Evia Oyj
- Company type: Public – Oyj (Nasdaq Helsinki: EVI1V)
- Industry: Media
- Founded: 1955 in Finland as Markkinointi Viherjuuri, since 2001 Evia Oyj
- Founders: Matti Viherjuuri and Kaija Viherjuuri
- Defunct: 2009 (bankruptcy)
- Headquarters: Helsinki, Finland
- Key people: Jari Torvelainen, CEO
- Services: Marketing communication
- Revenue: €10.7 million (2006)
- Number of employees: 40
- Divisions: Axel Digital Group, Viherjuuri Helsinki Oy, Indigo

= Evia Oyj =

Finnish marketing communication agency

Evia Oyj was one of the largest Finnish marketing communication agencies. The company was founded in 1955, and it was known as Markkinointi Viherjuuri before the 2001 name change to Evia Oyj.

On 18 June 2009, Evia filed for bankruptcy.

== History ==
Evia was founded in 1955 and was named Markkinointi Viherjuuri by its founder Matti Viherjuuri. From 1955 to 1989, Markkinointi Viherjuuri was private company (Oy), and after 1989 public company (Oyj) and was listed in OMX (formerly Helsingin Pörssi) OTC-list.

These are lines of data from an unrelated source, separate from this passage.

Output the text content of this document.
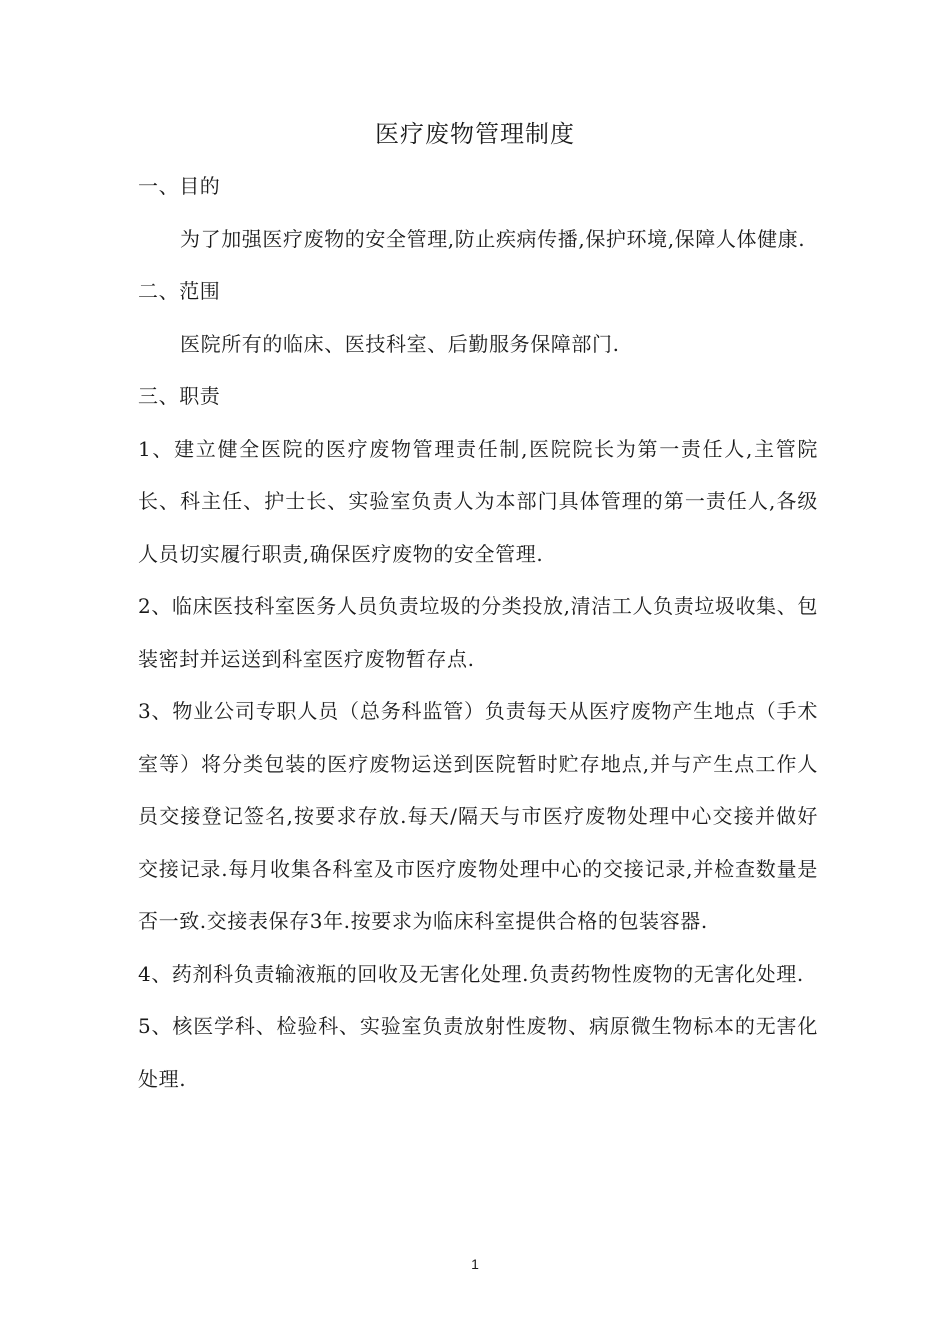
医疗废物管理制度

一、目的

为了加强医疗废物的安全管理,防止疾病传播,保护环境,保障人体健康.

二、范围

医院所有的临床、医技科室、后勤服务保障部门.

三、职责

1、建立健全医院的医疗废物管理责任制,医院院长为第一责任人,主管院长、科主任、护士长、实验室负责人为本部门具体管理的第一责任人,各级人员切实履行职责,确保医疗废物的安全管理.

2、临床医技科室医务人员负责垃圾的分类投放,清洁工人负责垃圾收集、包装密封并运送到科室医疗废物暂存点.

3、物业公司专职人员（总务科监管）负责每天从医疗废物产生地点（手术室等）将分类包装的医疗废物运送到医院暂时贮存地点,并与产生点工作人员交接登记签名,按要求存放.每天/隔天与市医疗废物处理中心交接并做好交接记录.每月收集各科室及市医疗废物处理中心的交接记录,并检查数量是否一致.交接表保存3年.按要求为临床科室提供合格的包装容器.

4、药剂科负责输液瓶的回收及无害化处理.负责药物性废物的无害化处理.

5、核医学科、检验科、实验室负责放射性废物、病原微生物标本的无害化处理.

1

In 2001, Markkinointi Viherjuuri announced new name for company, Evia Oyj to reflect the parent companies role better. Evia was formed from two separate parts: E meaning of digital communications and Latin word via meaning of road.

On 18 November 2002, Evia concluded personnel negotiations where three people was dismissed, two people was laid off for the time being and four persons as of 1 April 2003. After this Evia had another personnel negotiations on 26 August 2003, when concluded that 36 employees will set to fixed-term layoff for three months.

On 31 August 2004, Evia gave profit warning, and positive profit warning on 20 January 2006.

On 28 June 2005, CEO Mika Sario resigned and a new CEO, Jari Torvelainen, started on 1 August 2005.

== Services ==
Evia offered advertisement, marketing and communication services: direct marketing and digital communication services, brand management and design management. Evia had average of 90 employees at its best days.

== International cooperatives ==
Evia was cooperative of global Edelman, which had 46 own agencies and over 50 cooperative agencies all over the world. With cooperative contacts Evia did global projects like medical company communications and Shell oil company brand communication.

== Awards ==
- Outdoor campaign made for Sony BRAVIA was selected January 2006 in London as JCDecaux Group December 2005 best Innovate-Campaign in whole world.
- Toyota, which is Evia's marketing customer, won total of six awards in Loyalty Awards 2006.
- Evia Stenfors-campaign won Best Viral Campaign title in Finnish media Grand One 2007 gala.

== Bankruptcy ==
On 18 June 2009, the company sought bankruptcy due to heavy debts and recession in the marketing business. Marketing agency Viherjuuri Helsinki Oy, which was part of Evia, was split into an independent business and continued to operate. Viherjuuri applied for a court approval to undergo a reorganization. On 30 November 2009, it too filed for bankruptcy.